共通API構想「GSMA Open Gateway」が始動:業界幹部が語るモバイル業界の新戦略(2/2 ページ)
世最大級のモバイル技術展示会「Mobile World Congress 2023(MWC23)」において、GSMA事務局長のMats Granryd氏らがオープンインフラストラクチャ、API、グローバルネットワークをつなぐための新たな方法に基づくモバイル業界の新戦略の概要を説明した。
「地球とクラウドの長所を融合させる」
GSMA Open Gatewayが発表された後、TelefonicaのCEOで、GSMAのチェアマンも務めるAlvarez-Pallete氏は、グローバルコネクティビティの利点を概説した。また、業界とステークホルダー間の協業を増やすことによって、世界ワイヤレス市場はどのように新たな世界に入れるのか、その仕組みについても説明した。同氏はそうした世界を「Earth Computing」と称した。
Alvarez-Pallete氏は「地球とクラウドの長所を融合させる時がきた。今こそ、通信業者、大手技術企業、デジタル関連のプレイヤーが協業し、全員にとって機会のあるデジタルの未来を創造する時だ。これは、昔起こったのと同じような素晴らしい取り組みとなる」と述べた。
さらに同氏は、「1987年、GSMAは世界を変えた。現在、GSMAには1100を超えるメンバーがいる。680社以上の事業者が音声、データ、ローミングサービスで55億の人々を接続している。そのような変化を、もう一度起こす時が来た。自分たちが何者かを思い出せば、それを成し遂げられるだろう。われわれは、モビリティとコンピューティングを取り込めるようにコネクティビティを根本的に変え、コネクティビティをシンプルかつ普遍的なものにし、非常に複雑だったことを、顧客や開発者のために容易にした。これがOpen Gatewayを支える野心だ。

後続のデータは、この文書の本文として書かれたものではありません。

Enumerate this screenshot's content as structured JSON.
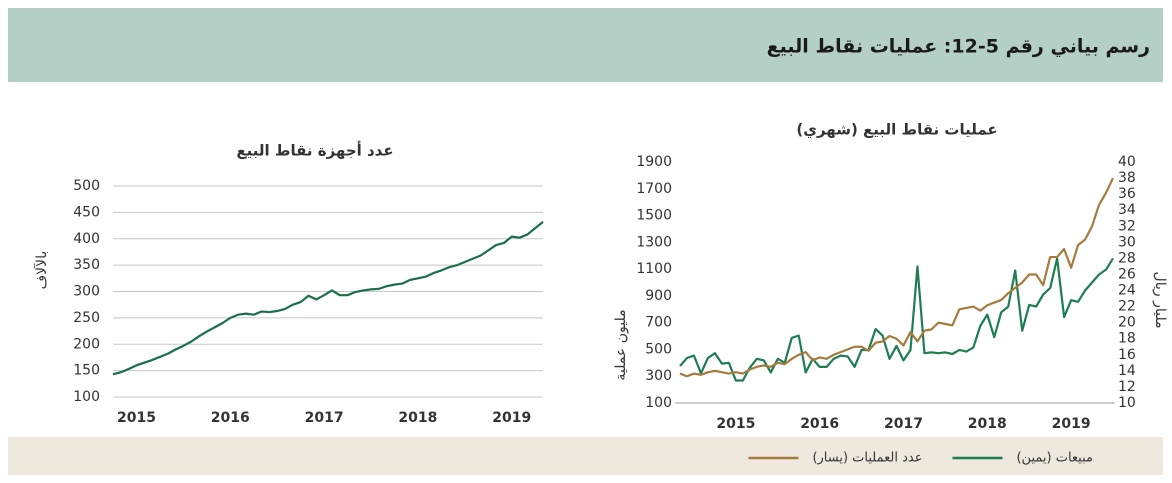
{
  "title": "رسم بياني رقم 5-12: عمليات نقاط البيع",
  "chart_data": [
    {
      "type": "line",
      "title": "عدد أجهزة نقاط البيع",
      "ylabel": "بالآلاف",
      "color": "#1b6f4a",
      "grid": true,
      "categories": [
        null,
        null,
        null,
        "2015",
        null,
        null,
        null,
        null,
        null,
        null,
        null,
        null,
        null,
        null,
        null,
        "2016",
        null,
        null,
        null,
        null,
        null,
        null,
        null,
        null,
        null,
        null,
        null,
        "2017",
        null,
        null,
        null,
        null,
        null,
        null,
        null,
        null,
        null,
        null,
        null,
        "2018",
        null,
        null,
        null,
        null,
        null,
        null,
        null,
        null,
        null,
        null,
        null,
        "2019",
        null,
        null,
        null,
        null
      ],
      "values": [
        143,
        147,
        153,
        160,
        165,
        170,
        176,
        182,
        190,
        197,
        205,
        215,
        224,
        232,
        240,
        250,
        256,
        258,
        256,
        262,
        261,
        263,
        267,
        275,
        280,
        292,
        285,
        293,
        302,
        293,
        293,
        299,
        302,
        304,
        305,
        310,
        313,
        315,
        322,
        325,
        328,
        335,
        340,
        346,
        350,
        356,
        362,
        368,
        378,
        388,
        392,
        404,
        402,
        408,
        420,
        432
      ],
      "ylim": [
        100,
        500
      ],
      "yticks": [
        100,
        150,
        200,
        250,
        300,
        350,
        400,
        450,
        500
      ]
    },
    {
      "type": "line",
      "title": "عمليات نقاط البيع (شهري)",
      "ylabel": "مليون عملية",
      "y2label": "مليار ريال",
      "grid": false,
      "legend": "bottom",
      "categories": [
        null,
        null,
        null,
        null,
        null,
        null,
        null,
        null,
        "2015",
        null,
        null,
        null,
        null,
        null,
        null,
        null,
        null,
        null,
        null,
        null,
        "2016",
        null,
        null,
        null,
        null,
        null,
        null,
        null,
        null,
        null,
        null,
        null,
        "2017",
        null,
        null,
        null,
        null,
        null,
        null,
        null,
        null,
        null,
        null,
        null,
        "2018",
        null,
        null,
        null,
        null,
        null,
        null,
        null,
        null,
        null,
        null,
        null,
        "2019",
        null,
        null,
        null,
        null,
        null,
        null
      ],
      "series": [
        {
          "name": "مبيعات (يمين)",
          "color": "#1f7d52",
          "axis": "y2",
          "values": [
            14.6,
            15.6,
            15.9,
            13.7,
            15.6,
            16.2,
            14.9,
            15,
            12.8,
            12.8,
            14.4,
            15.5,
            15.3,
            13.8,
            15.5,
            15,
            18.1,
            18.4,
            13.8,
            15.5,
            14.5,
            14.5,
            15.5,
            15.9,
            15.8,
            14.5,
            16.6,
            16.6,
            19.2,
            18.4,
            15.5,
            17.1,
            15.3,
            16.6,
            27,
            16.2,
            16.3,
            16.2,
            16.3,
            16.1,
            16.6,
            16.4,
            16.9,
            19.6,
            21,
            18.2,
            21.3,
            22,
            26.5,
            19,
            22.2,
            22,
            23.5,
            24.3,
            28,
            20.7,
            22.8,
            22.6,
            24,
            25,
            26,
            26.6,
            28
          ]
        },
        {
          "name": "عدد العمليات (يسار)",
          "color": "#a67c3e",
          "values": [
            320,
            300,
            320,
            310,
            330,
            340,
            330,
            320,
            330,
            320,
            350,
            370,
            380,
            370,
            400,
            390,
            430,
            460,
            480,
            420,
            440,
            430,
            460,
            480,
            500,
            520,
            520,
            490,
            550,
            560,
            600,
            580,
            530,
            630,
            560,
            640,
            650,
            700,
            690,
            680,
            800,
            810,
            820,
            790,
            830,
            850,
            870,
            920,
            960,
            1000,
            1060,
            1060,
            980,
            1190,
            1190,
            1250,
            1110,
            1280,
            1320,
            1420,
            1580,
            1670,
            1780
          ]
        }
      ],
      "ylim": [
        100,
        1900
      ],
      "yticks": [
        100,
        300,
        500,
        700,
        900,
        1100,
        1300,
        1500,
        1700,
        1900
      ],
      "y2lim": [
        10,
        40
      ],
      "y2ticks": [
        10,
        12,
        14,
        16,
        18,
        20,
        22,
        24,
        26,
        28,
        30,
        32,
        34,
        36,
        38,
        40
      ]
    }
  ]
}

ネットワーク機能を公開するための共通レイヤーを創出し、地球とクラウドを結び付けるのだ」と続けた。
Web3への道を開くための重要なステップ
Alvarez-Pallete氏は、モバイルオペレーションとクラウドサービスの間にある格差をなくすという、同イニシアチブの重要な役割を高く評価し、Web3など次世代のコンセプトへの道を開くための重要なステップとなると強調した。
さらに同氏は「GSMA Open Gatewayは、超広帯域ネットワークへのシングルアクセスポイントを実現し、没入技術やWeb3の“触媒”となることで、それら技術の潜在能力を十分に発揮し、クリティカルマス(製品の普及が爆発的に跳ね上がる分岐点)に到達できるようにする」と述べた。
「通信事業者は、あらゆる人とモノをつなげるためのグローバルプラットフォームを開発する中で大きな進歩を遂げてきた。そして今、オープンネットワークAPIを統合し、相互運用性というローミングコンセプトを適用することで、モバイル事業者とクラウドサービスは真に統合し、新たな機会の世界を実現できる。通信事業者とクラウドプロバイダーの協業は、この新しいデジタルエコシステムにおいて不可欠である。GSMAがその役割を果たさなければ、世界は今とは違っていたはずだ。われわれは、もう一度その役割を果たす準備ができている」(Alvarez-Pallete氏)
通信事業者を取り巻く矛盾した状況
次に、OrangeのCEOであるHeydemann氏が登壇し、通信事業者が世界的なコネクテッドエコノミーにおいて抱える課題について説明した。同氏は特に欧州の事業者が直面する課題について主張した。
Heydemann氏は「過去10年で、欧州の通信事業者を取り巻く状況は完全に矛盾したものになった。われわれの分野は相反する要件を扱っている。コンサルティング会社のPwCによると、通信事業者のCEOのうち46%は次の10年を切り抜けられないだろうと考えている」と述べた。
同氏は、通信サービスプロバイダーが最高の接続性と高速なネットワークを提供するために膨大な投資が必要な一方、消費者に対して非常に競争力のある価格を提供し、同時にインターネット企業やコンテンツプロバイダーがその恩恵を享受できるようにする必要があるという状況を強調していた。